# Soil test results for a newbie



## GreenBayLawn (Mar 4, 2021)

I just received my soil test results and I am not really sure the best options to approach this. Most of the lawn is 2 years old, but I did a heavy overseed of kbg last fall. Any ideas and rates would be greatly appreciated.


----------



## Ridgerunner (May 16, 2017)

The fertilizer recommendations are crazy. That makes we question the value of the test. What lab did this test? Do you know what testing methods were used?


----------



## GreenBayLawn (Mar 4, 2021)

I do not know their methodology. The ph seems correct as it was higher last year (different soil test) and I had made some corrections last season.


----------



## ColeLawn (Nov 11, 2020)

Ridgerunner said:


> The fertilizer recommendations are crazy. That makes we question the value of the test. What lab did this test? Do you know what testing methods were used?

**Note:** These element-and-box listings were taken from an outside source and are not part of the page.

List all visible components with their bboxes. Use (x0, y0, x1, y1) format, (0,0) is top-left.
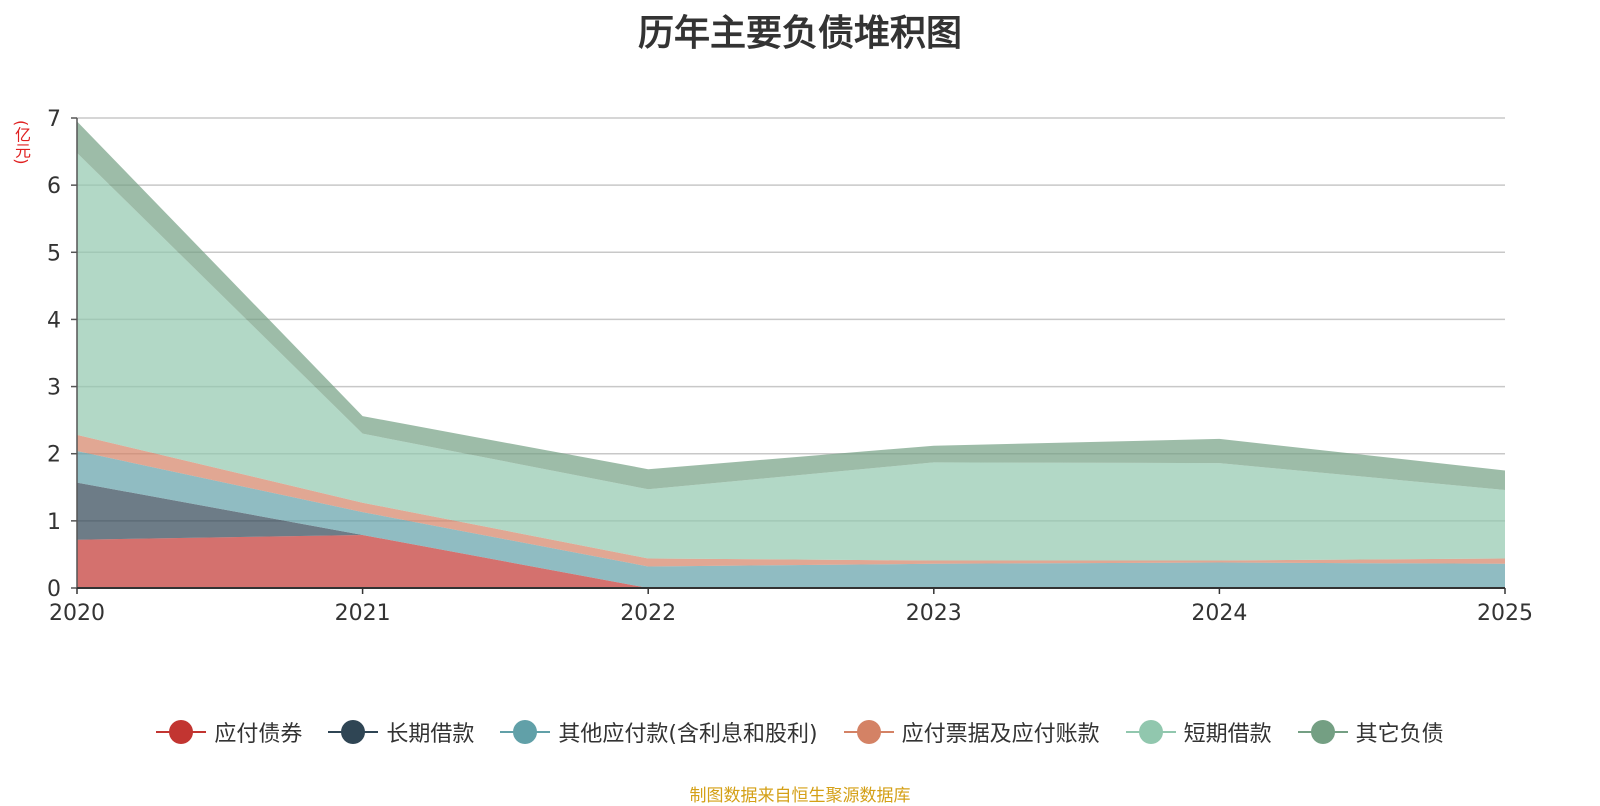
legend-item-2[interactable]: 其他应付款(含利息和股利) (500, 716, 818, 748)
y-tick-label-2: 2 (47, 443, 61, 468)
x-tick-label-2022: 2022 (620, 601, 676, 626)
legend-symbol-icon (500, 720, 551, 744)
axes: 0 1 2 3 4 5 6 7 2020 2021 2022 2023 2024 2025 (47, 107, 1533, 626)
x-tick-label-2020: 2020 (49, 601, 105, 626)
y-tick-label-1: 1 (47, 510, 61, 535)
area-series-4 (77, 152, 1505, 561)
legend-symbol-icon (1297, 720, 1348, 744)
y-tick-label-4: 4 (47, 308, 61, 333)
x-tick-label-2021: 2021 (335, 601, 391, 626)
y-tick-label-0: 0 (47, 577, 61, 602)
x-tick-label-2023: 2023 (906, 601, 962, 626)
y-tick-label-6: 6 (47, 174, 61, 199)
legend-symbol-icon (156, 720, 207, 744)
x-tick-label-2024: 2024 (1191, 601, 1247, 626)
legend-item-4[interactable]: 短期借款 (1125, 716, 1272, 748)
legend-label: 其它负债 (1355, 722, 1444, 747)
area-series-2 (77, 451, 1505, 588)
source-note: 制图数据来自恒生聚源数据库 (689, 786, 911, 806)
y-tick-label-5: 5 (47, 241, 61, 266)
y-tick-label-3: 3 (47, 376, 61, 401)
legend-label: 应付债券 (214, 722, 303, 747)
y-tick-label-7: 7 (47, 107, 61, 132)
legend-label: 长期借款 (386, 722, 475, 747)
legend-label: 应付票据及应付账款 (901, 722, 1100, 747)
legend: 应付债券 长期借款 其他应付款(含利息和股利) 应付票据及应付账款 短期借款 其它负债 (0, 716, 1600, 748)
legend-label: 短期借款 (1183, 722, 1272, 747)
legend-label: 其他应付款(含利息和股利) (558, 722, 818, 747)
legend-symbol-icon (328, 720, 379, 744)
area-series (77, 121, 1505, 588)
x-tick-label-2025: 2025 (1477, 601, 1533, 626)
legend-item-3[interactable]: 应付票据及应付账款 (843, 716, 1100, 748)
chart-title: 历年主要负债堆积图 (637, 13, 962, 54)
legend-item-1[interactable]: 长期借款 (328, 716, 474, 748)
y-axis-unit-label: (亿元) (12, 120, 31, 165)
legend-item-0[interactable]: 应付债券 (156, 716, 302, 748)
legend-item-5[interactable]: 其它负债 (1297, 716, 1444, 748)
legend-symbol-icon (843, 720, 894, 744)
legend-symbol-icon (1125, 720, 1176, 744)
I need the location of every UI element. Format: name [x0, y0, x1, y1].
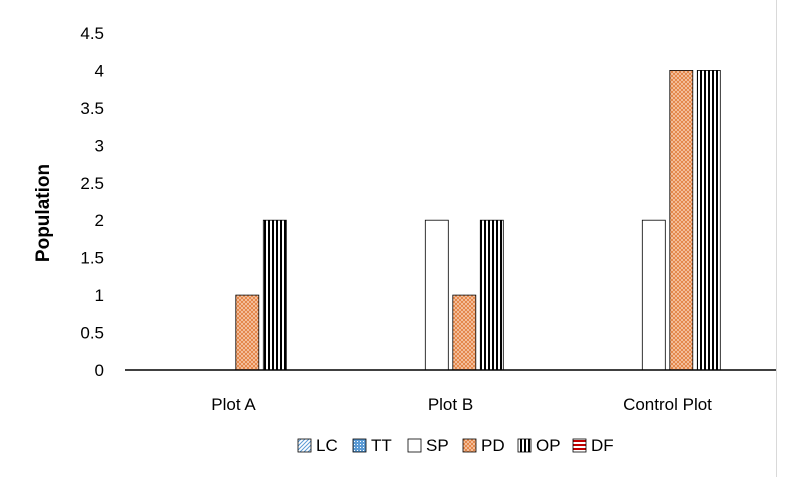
legend-label: LC — [316, 436, 338, 455]
y-tick-label: 1 — [95, 286, 104, 305]
y-axis-title: Population — [33, 164, 54, 262]
y-axis-ticks: 0 0.5 1 1.5 2 2.5 3 3.5 4 4.5 — [80, 24, 104, 380]
bar-pd-2 — [669, 70, 694, 371]
bar-op-1 — [479, 219, 504, 371]
legend-label: TT — [371, 436, 392, 455]
legend-label: DF — [591, 436, 614, 455]
legend-swatch — [517, 438, 532, 453]
y-tick-label: 2 — [95, 211, 104, 230]
y-tick-label: 4 — [95, 61, 104, 80]
bars-group — [235, 70, 721, 371]
legend-swatch — [407, 438, 422, 453]
legend-label: SP — [426, 436, 449, 455]
legend-item-pd: PD — [462, 436, 505, 455]
bar-pd-1 — [452, 294, 477, 371]
x-category-label: Plot A — [211, 395, 256, 414]
legend-item-lc: LC — [297, 436, 338, 455]
x-category-label: Control Plot — [623, 395, 712, 414]
bar-op-2 — [696, 70, 721, 371]
bar-pd-0 — [235, 294, 260, 371]
x-category-label: Plot B — [428, 395, 473, 414]
legend-item-sp: SP — [407, 436, 449, 455]
legend-swatch — [572, 438, 587, 453]
legend-swatch — [352, 438, 367, 453]
y-tick-label: 2.5 — [80, 174, 104, 193]
y-tick-label: 0 — [95, 361, 104, 380]
legend-label: PD — [481, 436, 505, 455]
y-tick-label: 4.5 — [80, 24, 104, 43]
y-tick-label: 0.5 — [80, 324, 104, 343]
y-tick-label: 3.5 — [80, 99, 104, 118]
y-tick-label: 1.5 — [80, 249, 104, 268]
bar-sp-1 — [424, 219, 449, 371]
legend-swatch — [297, 438, 312, 453]
legend-label: OP — [536, 436, 561, 455]
legend-swatch — [462, 438, 477, 453]
legend: LC TT SP PD OP DF — [297, 436, 614, 455]
x-axis-labels: Plot A Plot B Control Plot — [211, 395, 712, 414]
y-tick-label: 3 — [95, 136, 104, 155]
legend-item-tt: TT — [352, 436, 392, 455]
legend-item-op: OP — [517, 436, 561, 455]
bar-op-0 — [262, 219, 287, 371]
legend-item-df: DF — [572, 436, 614, 455]
bar-sp-2 — [641, 219, 666, 371]
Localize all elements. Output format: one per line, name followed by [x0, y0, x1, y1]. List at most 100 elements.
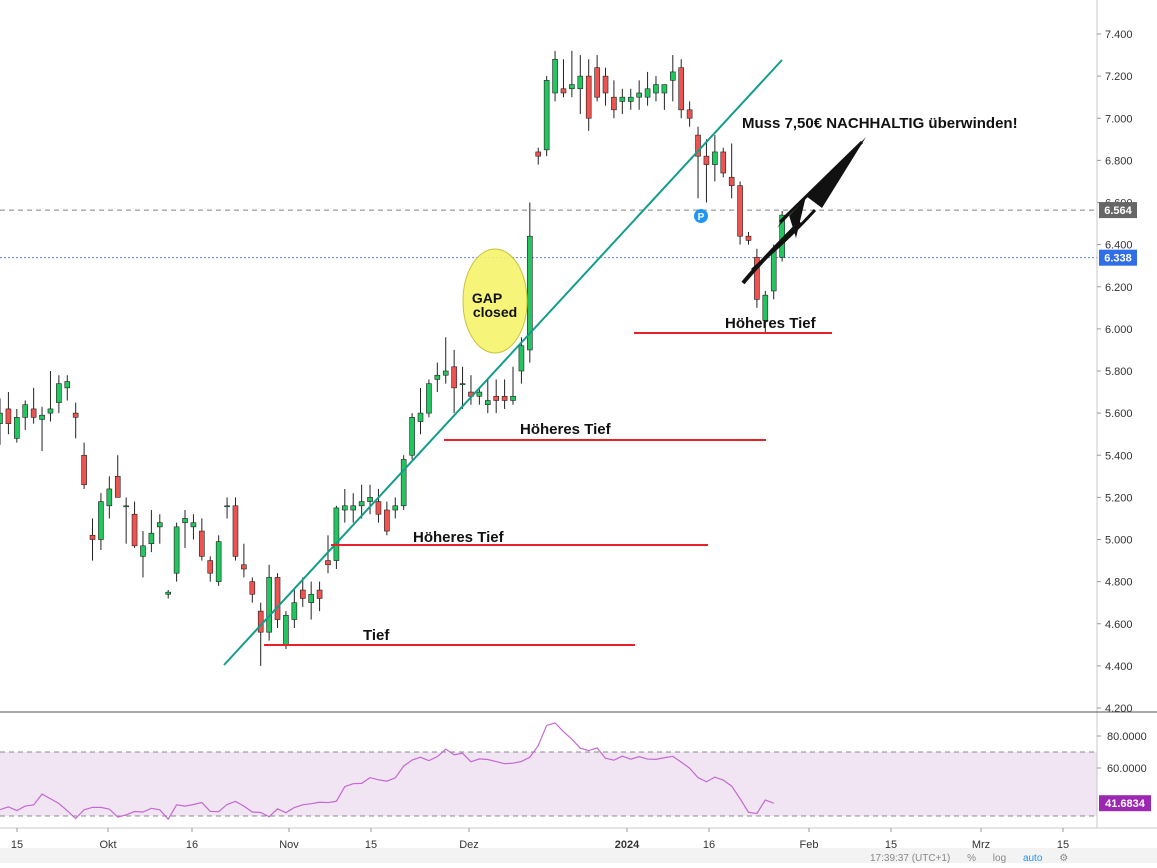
- candle-body: [476, 391, 483, 397]
- candle-body: [375, 501, 382, 515]
- candle-body: [569, 84, 575, 90]
- candle-body: [493, 395, 499, 401]
- candle-body: [611, 96, 617, 111]
- price-tick-label: 4.800: [1105, 577, 1133, 589]
- candle-body: [451, 366, 457, 389]
- status-bar: 17:39:37 (UTC+1) % log auto ⚙: [870, 853, 1082, 865]
- label-hoeheres-tief-3: Höheres Tief: [725, 315, 817, 332]
- trendline[interactable]: [223, 59, 783, 666]
- candle-body: [644, 88, 651, 98]
- rsi-value-tag: [1099, 795, 1151, 812]
- candle-body: [140, 545, 146, 557]
- time-tick-label: 15: [11, 839, 23, 851]
- time-tick-label: Nov: [279, 839, 299, 851]
- candle-body: [400, 459, 407, 507]
- price-tick-label: 5.600: [1105, 408, 1133, 420]
- candle-body: [283, 615, 289, 646]
- candle-body: [81, 454, 87, 486]
- candle-body: [770, 248, 777, 292]
- candle-body: [89, 534, 96, 540]
- time-tick-label: Dez: [459, 839, 479, 851]
- price-tag-label: 6.338: [1104, 253, 1132, 265]
- candle-body: [173, 526, 180, 574]
- rsi-pane: [0, 722, 1097, 821]
- candle-body: [686, 109, 693, 119]
- candle-body: [745, 235, 752, 241]
- candle-body: [627, 96, 634, 102]
- candle-body: [114, 476, 121, 498]
- p-marker-label: P: [698, 212, 705, 223]
- candle-body: [333, 507, 340, 561]
- price-tick-label: 5.800: [1105, 366, 1133, 378]
- candle-body: [249, 581, 256, 595]
- price-tick-label: 5.400: [1105, 450, 1133, 462]
- candle-body: [619, 96, 626, 102]
- rsi-tick-label: 60.0000: [1107, 763, 1147, 775]
- candle-body: [552, 58, 558, 94]
- candle-body: [417, 412, 424, 422]
- p-marker-icon[interactable]: [694, 209, 708, 223]
- price-tick-label: 7.400: [1105, 29, 1133, 41]
- candle-body: [30, 408, 37, 418]
- candle-body: [224, 505, 230, 508]
- candle-body: [308, 593, 314, 603]
- candle-body: [737, 185, 743, 237]
- candle-body: [636, 92, 642, 98]
- status-auto[interactable]: auto: [1022, 853, 1043, 864]
- candle-body: [190, 522, 197, 528]
- gap-label-line1: GAP: [472, 290, 502, 306]
- candle-body: [543, 80, 550, 151]
- price-tick-label: 4.600: [1105, 619, 1133, 631]
- candle-body: [156, 522, 163, 528]
- candle-body: [131, 513, 138, 547]
- candle-body: [358, 501, 365, 507]
- rsi-value-label: 41.6834: [1105, 798, 1146, 810]
- rsi-band: [0, 752, 1097, 816]
- price-tag: [1099, 249, 1137, 266]
- candle-body: [123, 505, 129, 508]
- candle-body: [602, 75, 609, 94]
- rsi-series-line: [0, 722, 774, 821]
- candle-body: [0, 412, 3, 424]
- candle-body: [518, 345, 525, 372]
- candle-body: [720, 151, 727, 174]
- candle-body: [148, 532, 155, 545]
- label-hoeheres-tief-2: Höheres Tief: [520, 421, 612, 438]
- candle-body: [653, 84, 659, 94]
- candle-body: [325, 560, 331, 566]
- drawings: GAP closed Tief Höheres Tief Höheres Tie…: [223, 59, 1018, 666]
- candle-body: [392, 505, 399, 511]
- time-tick-label: 2024: [615, 839, 640, 851]
- candle-body: [232, 505, 239, 557]
- candle-body: [484, 400, 491, 405]
- candle-body: [72, 412, 79, 418]
- candle-body: [291, 602, 298, 620]
- candle-body: [266, 577, 272, 633]
- candle-body: [678, 67, 685, 111]
- price-tick-label: 4.200: [1105, 703, 1133, 715]
- candle-body: [510, 395, 516, 401]
- arrow-drawing[interactable]: [741, 137, 866, 285]
- candle-body: [384, 509, 390, 532]
- time-tick-label: Mrz: [972, 839, 990, 851]
- candle-body: [299, 589, 306, 599]
- status-log[interactable]: log: [992, 853, 1007, 864]
- candle-body: [316, 589, 323, 599]
- settings-icon[interactable]: ⚙: [1059, 853, 1069, 864]
- candle-body: [257, 610, 264, 633]
- price-tick-label: 5.200: [1105, 492, 1133, 504]
- candle-body: [703, 155, 710, 165]
- gap-ellipse[interactable]: [462, 248, 528, 354]
- candle-body: [728, 176, 735, 186]
- candle-body: [434, 374, 441, 380]
- candle-body: [560, 88, 567, 94]
- candle-body: [5, 408, 12, 424]
- candle-body: [426, 383, 432, 414]
- rsi-tick-label: 80.0000: [1107, 731, 1147, 743]
- time-tick-label: 15: [365, 839, 377, 851]
- status-percent[interactable]: %: [967, 853, 977, 864]
- candle-body: [98, 501, 104, 540]
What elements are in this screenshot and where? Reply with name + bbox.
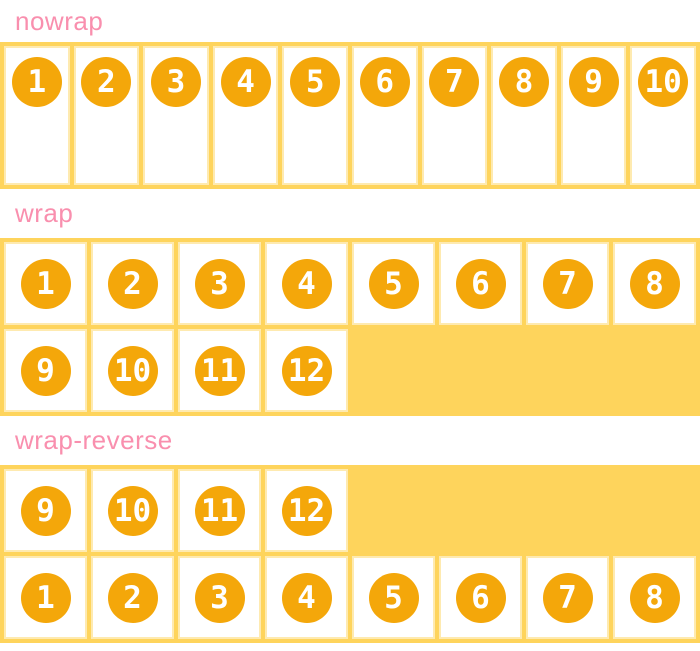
item-number-badge: 10: [107, 485, 158, 536]
flex-item: 9: [560, 46, 627, 185]
item-number-badge: 8: [629, 572, 680, 623]
item-number-badge: 4: [281, 258, 332, 309]
flex-item: 8: [491, 46, 557, 185]
flex-item: 10: [630, 46, 696, 185]
flex-item: 9: [4, 329, 87, 412]
flex-item: 2: [91, 242, 174, 325]
flex-item: 12: [265, 329, 348, 412]
flex-container-wrap-reverse: 1 2 3 4 5 6 7 8 9 10 11 12: [0, 465, 700, 643]
item-number-badge: 10: [638, 57, 689, 107]
flex-item: 12: [265, 469, 348, 552]
item-number-badge: 8: [498, 57, 549, 107]
item-number-badge: 8: [629, 258, 680, 309]
flex-item: 4: [265, 556, 348, 639]
section-label-nowrap: nowrap: [15, 6, 104, 36]
flex-item: 9: [4, 469, 87, 552]
item-number-badge: 2: [107, 572, 158, 623]
item-number-badge: 4: [220, 57, 271, 107]
flex-item: 11: [178, 329, 261, 412]
flex-item: 5: [352, 556, 435, 639]
flex-item: 7: [421, 46, 488, 185]
flex-item: 11: [178, 469, 261, 552]
item-number-badge: 9: [20, 485, 71, 536]
item-number-badge: 3: [194, 572, 245, 623]
item-number-badge: 1: [20, 258, 71, 309]
flex-item: 1: [4, 46, 70, 185]
flex-item: 6: [439, 242, 522, 325]
item-number-badge: 6: [455, 572, 506, 623]
flex-item: 8: [613, 242, 696, 325]
item-number-badge: 2: [81, 57, 132, 107]
flex-item: 1: [4, 242, 87, 325]
flex-item: 10: [91, 329, 174, 412]
flex-item: 8: [613, 556, 696, 639]
flex-item: 2: [91, 556, 174, 639]
flex-item: 3: [178, 556, 261, 639]
item-number-badge: 5: [290, 57, 341, 107]
item-number-badge: 7: [429, 57, 480, 107]
item-number-badge: 12: [281, 485, 332, 536]
item-number-badge: 7: [542, 572, 593, 623]
item-number-badge: 9: [20, 345, 71, 396]
flex-wrap-demo-page: nowrap 1 2 3 4 5 6 7 8 9 10 wrap 1 2 3 4 5 6 7 8 9 10 11 12 …: [0, 8, 700, 643]
item-number-badge: 7: [542, 258, 593, 309]
item-number-badge: 11: [194, 485, 245, 536]
flex-item: 6: [351, 46, 418, 185]
item-number-badge: 4: [281, 572, 332, 623]
item-number-badge: 3: [194, 258, 245, 309]
flex-container-wrap: 1 2 3 4 5 6 7 8 9 10 11 12: [0, 238, 700, 416]
item-number-badge: 11: [194, 345, 245, 396]
item-number-badge: 5: [368, 258, 419, 309]
section-label-wrap: wrap: [15, 198, 74, 228]
flex-item: 7: [526, 242, 609, 325]
flex-item: 7: [526, 556, 609, 639]
item-number-badge: 1: [11, 57, 62, 107]
section-label-wrap-reverse: wrap-reverse: [15, 425, 173, 455]
flex-item: 5: [352, 242, 435, 325]
flex-item: 6: [439, 556, 522, 639]
flex-container-nowrap: 1 2 3 4 5 6 7 8 9 10: [0, 42, 700, 189]
item-number-badge: 2: [107, 258, 158, 309]
item-number-badge: 10: [107, 345, 158, 396]
item-number-badge: 6: [359, 57, 410, 107]
flex-item: 3: [143, 46, 209, 185]
item-number-badge: 9: [568, 57, 619, 107]
flex-item: 4: [265, 242, 348, 325]
item-number-badge: 6: [455, 258, 506, 309]
flex-item: 3: [178, 242, 261, 325]
item-number-badge: 5: [368, 572, 419, 623]
flex-item: 4: [212, 46, 279, 185]
item-number-badge: 3: [150, 57, 201, 107]
flex-item: 1: [4, 556, 87, 639]
item-number-badge: 1: [20, 572, 71, 623]
item-number-badge: 12: [281, 345, 332, 396]
flex-item: 2: [73, 46, 140, 185]
flex-item: 10: [91, 469, 174, 552]
flex-item: 5: [282, 46, 348, 185]
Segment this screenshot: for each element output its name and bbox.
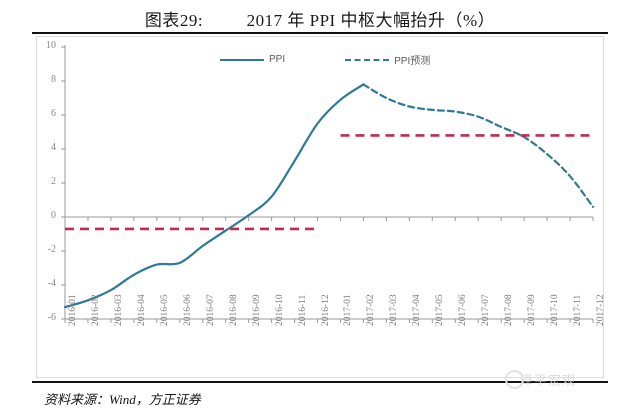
page-title: 2017 年 PPI 中枢大幅抬升（%） (246, 11, 496, 30)
ppi-line-chart (61, 45, 595, 323)
x-tick-label: 2016-07 (205, 294, 216, 326)
x-tick-label: 2016-12 (320, 294, 331, 326)
x-tick-label: 2017-06 (458, 294, 469, 326)
y-tick-label: 4 (51, 142, 56, 153)
x-tick-label: 2017-01 (343, 294, 354, 326)
y-tick-label: -4 (47, 278, 56, 289)
divider-top (32, 32, 608, 34)
x-tick-label: 2017-04 (412, 294, 423, 326)
watermark-ring-icon (505, 370, 524, 389)
x-tick-label: 2016-09 (251, 294, 262, 326)
x-tick-label: 2017-11 (573, 294, 584, 326)
watermark: 泽平宏观 (520, 373, 577, 388)
x-tick-label: 2016-08 (228, 294, 239, 326)
legend-item-ppi: PPI (220, 54, 285, 65)
x-tick-label: 2016-11 (297, 294, 308, 326)
x-tick-label: 2017-12 (596, 294, 606, 326)
figure-label: 图表29: (144, 11, 204, 30)
x-tick-label: 2017-05 (435, 294, 446, 326)
divider-bottom (32, 381, 608, 383)
legend-label-ppi-forecast: PPI预测 (394, 56, 431, 67)
x-tick-label: 2017-08 (504, 294, 515, 326)
y-tick-label: 8 (51, 74, 56, 85)
x-tick-label: 2016-02 (90, 294, 101, 326)
chart-legend: PPI PPI预测 (220, 52, 430, 67)
y-tick-label: 2 (51, 176, 56, 187)
x-tick-label: 2016-06 (182, 294, 193, 326)
y-tick-label: -2 (47, 244, 56, 255)
x-tick-label: 2017-03 (389, 294, 400, 326)
x-tick-label: 2016-05 (159, 294, 170, 326)
x-tick-label: 2016-10 (274, 294, 285, 326)
chart-area (36, 36, 604, 378)
legend-solid-line-icon (220, 58, 264, 61)
legend-label-ppi: PPI (269, 54, 286, 65)
x-tick-label: 2016-04 (136, 294, 147, 326)
y-tick-label: 10 (46, 40, 56, 51)
x-tick-label: 2017-02 (366, 294, 377, 326)
source-note: 资料来源：Wind，方正证券 (44, 392, 201, 407)
x-tick-label: 2017-10 (550, 294, 561, 326)
x-tick-label: 2017-09 (527, 294, 538, 326)
y-tick-label: 0 (51, 210, 56, 221)
legend-item-ppi-forecast: PPI预测 (345, 52, 430, 67)
y-tick-label: 6 (51, 108, 56, 119)
figure-title-row: 图表29: 2017 年 PPI 中枢大幅抬升（%） (0, 6, 640, 31)
legend-dashed-line-icon (345, 58, 390, 61)
x-tick-label: 2016-03 (113, 294, 124, 326)
x-tick-label: 2017-07 (481, 294, 492, 326)
x-tick-label: 2016-01 (68, 294, 78, 326)
y-tick-label: -6 (47, 312, 56, 323)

I wonder if those are the seasonal rate suggestions? So, 2.1#/N this season.


----------



## Ridgerunner (May 16, 2017)

AgSource is NAPT/PAP certified, so by most standards, a good lab. Tey use AA for major Cation extraction and if I remember correctly, they are one of very few labs that select P extraction based on pH. Most labs just do whatever is their default. Still, there must be a glitch. 25lbs of P2O5/M is way beyond excessive. Adding one pound would theoretically raise values by slightly more than 9 ppm. I would suggest 1-2 lbs of P2O5 spoon-fed this season for your pH. For K, Consider up to 10 lbs/M of K2O. N rate is up to you. Also give them a call about why their algorithm is making those recommendations. Thanks.


----------



## GreenBayLawn (Mar 4, 2021)

Ridgerunner said:


> AgSource is NAPT/PAP certified, so by most standards, a good lab. Tey use AA for major Cation extraction and if I remember correctly, they are one of very few labs that select P extraction based on pH. Most labs just do whatever is their default. Still, there must be a glitch. 25lbs of P2O5/M is way beyond excessive. Adding one pound would theoretically raise values by slightly more than 9 ppm. I would suggest 1-2 lbs of P2O5 spoon-fed this season for your pH. For K, Consider up to 10 lbs/M of K2O. N rate is up to you. Also give them a call about why their algorithm is making those recommendations. Thanks.


Thanks for the advice. I will call them and mention it. I wonder if 25lbs was really 2.5?


----------



## Lawn Whisperer (Feb 15, 2021)

Additionally, P and P2O5 have different mass, but even then it's still an excessive recommendation.


----------



## AndyS (Jun 13, 2020)

For all of the ebbs and flows of the soil test results it looks like - since you're low on P and K you could employ balanced ferts (10-10-10 / 12-12-12 / whatever) for a portion of your program.

Since your ph is high, there are some balanced ferts out there that use ammonium sulfate for N. Otherwise, you can pick up ammonium sulfate in 50lb bags for as low as $11 if you want to go that route.

Good luck!


----------



## Deadlawn (Sep 8, 2020)

GreenBayLawn said:


> I wonder if 25lbs was really 2.5?


This is what I was thinking.


----------



## GreenBayLawn (Mar 4, 2021)

Spoke to the lab and they fixed the error. These are the same results except for the phosphorus recommendation. They also recommended putting some epsom salt down. Anyone have any experience with that?


----------



## Ridgerunner (May 16, 2017)

I wouldn't. With a CEC of 22 and under 3% OM, your CEC indicates that you have a fair amount of clay. Mg can tightly bind clay, making it hard and tight when dry and greasy when wet. 410 ppm is above sufficiency levels for turf use needs and your Ca:Mg ratio is only 6:1. I wouldn't mess with it.


----------